История жирондистов Том II | страница 16
В эту минуту престарелый депутат по имени Дюшатель велел принести себя в Конвент со смертного одра и слабеющим голосом заявил возражение против казни короля. Затем возвестили о новом ходатайстве испанского короля в пользу Людовика XVI. Дантон заговорил, даже не потребовав предварительно слова. «Ты еще не король, Дантон!» — воскликнул Луве. «Я удивлен, — заявил Дантон, — дерзостью державы, которая не боится влиять на наши рассуждения. Если бы все разделяли мое мнение, то уже за одно это немедленно объявили бы Испании войну».
Верньо горько заметил: «Граждане, вам предстоит великий акт правосудия. Надеюсь, что человеколюбие побудить вас хранить самое благоговейное молчание. Когда правосудие сказало свое слово, человеколюбие должно, в свою очередь, заставить себя выслушать!»
Он прочитал результат подачи голосов. В Конвенте насчитывался 721 человек, подавший голос. 334 голоса высказались за изгнание или заточение; 387 — за смерть (считая в том числе и голоса тех, кто высказался за смерть при условии отсрочки).
Утром 19-го числа двери тюрьмы отворились и король увидел Мальзерба. Он встал, чтобы встретить друга. Старец, упав к ногам своего государя, долго не мог ничего сказать. Своим видом, своим молчанием, своими слезами он старался сообщить королю слово, которое страшился произнести. Король понял его, повторил это слово, не бледнея, поднял своего друга, прижал его к груди и, казалось, был занят только тем, чтобы утешить почтенного вестника. Со спокойным любопытством, как бы чуждым собственной судьбе, он осведомился об обстоятельствах, о числе голосов, о решении нескольких лиц, которых он знал в Конвенте. «О Петионе и Манюэле, — сказал король Мальзербу, — я не спрашиваю: я уверен, что они не подали голоса за мою смерть». Узнав о том, как проголосовал его кузен, герцог Орлеанский, король вздохнул: «Ах, за него огорчен я больше, чем за кого-нибудь другого». Это были слова Цезаря, который среди своих убийц узнал Брута.

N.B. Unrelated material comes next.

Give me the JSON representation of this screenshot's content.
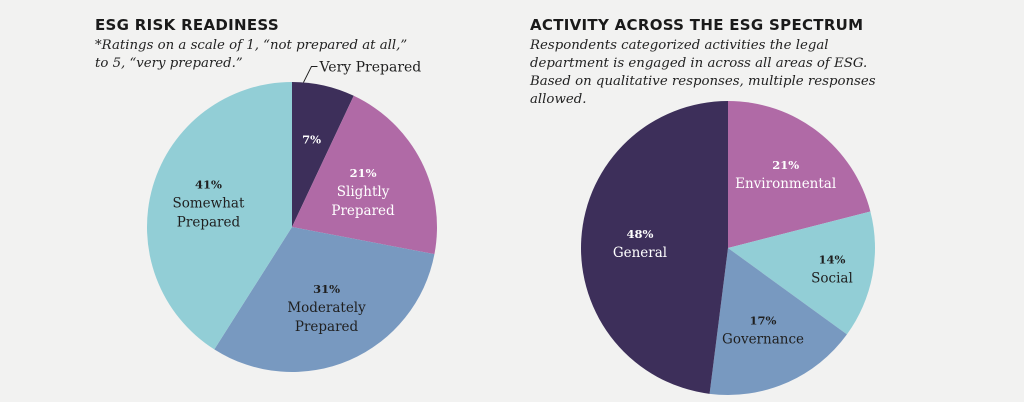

Вслед за тем Тара, Лебрен, мэр Шамбон и прокурор Коммуны Шометт, в сопровождении Сантерра, публичного обвинителя в уголовном суде, явились объявить королю о приговоре со всеми формальностями, требуемыми законом. Король выслушал осуждение на смерть в двадцать четыре часа с неустрашимостью праведника. Один только взгляд, поднятый к небу, обнаруживал обращение к непогрешимому верховному судье. Когда приговор зачитали, Людовик XVI подошел к секретарю Исполнительного совета Грувелю, взял декрет, положил в свой портфель, потом, обернувшись к Тара, сказал ему голосом, в котором вместе с просьбой слышалась и нота королевского величия: «Господин министр юстиции, прошу вас передать это письмо Конвенту». Когда Тара заколебался, король уточнил: «Я вам его прочту. „Прошу у Конвента трехдневной отсрочки, чтобы приготовиться к появлению перед Богом; для этого прошу предоставить мне возможность свободно видеться с духовником, какого укажу комиссарам Коммуны. Прошу, чтобы он оставался в безопасности и был защищен от всякого преследования за этот акт милосердия… Прошу в эти последние минуты позволить мне видеться с семьей, когда я того пожелаю и без свидетелей. Я очень желал бы, чтобы Конвент теперь же решил участь мой семьи и позволил ей свободно удалиться туда, где она сочтет для себя удобным найти убежище. Поручаю благосклонности нации всех лиц, которые были мне преданы… В числе их много старцев, женщин и детей, которые жили только моей помощью и теперь будут находиться в нужде. Написано в башне Тампль, 20 января 1793 года“».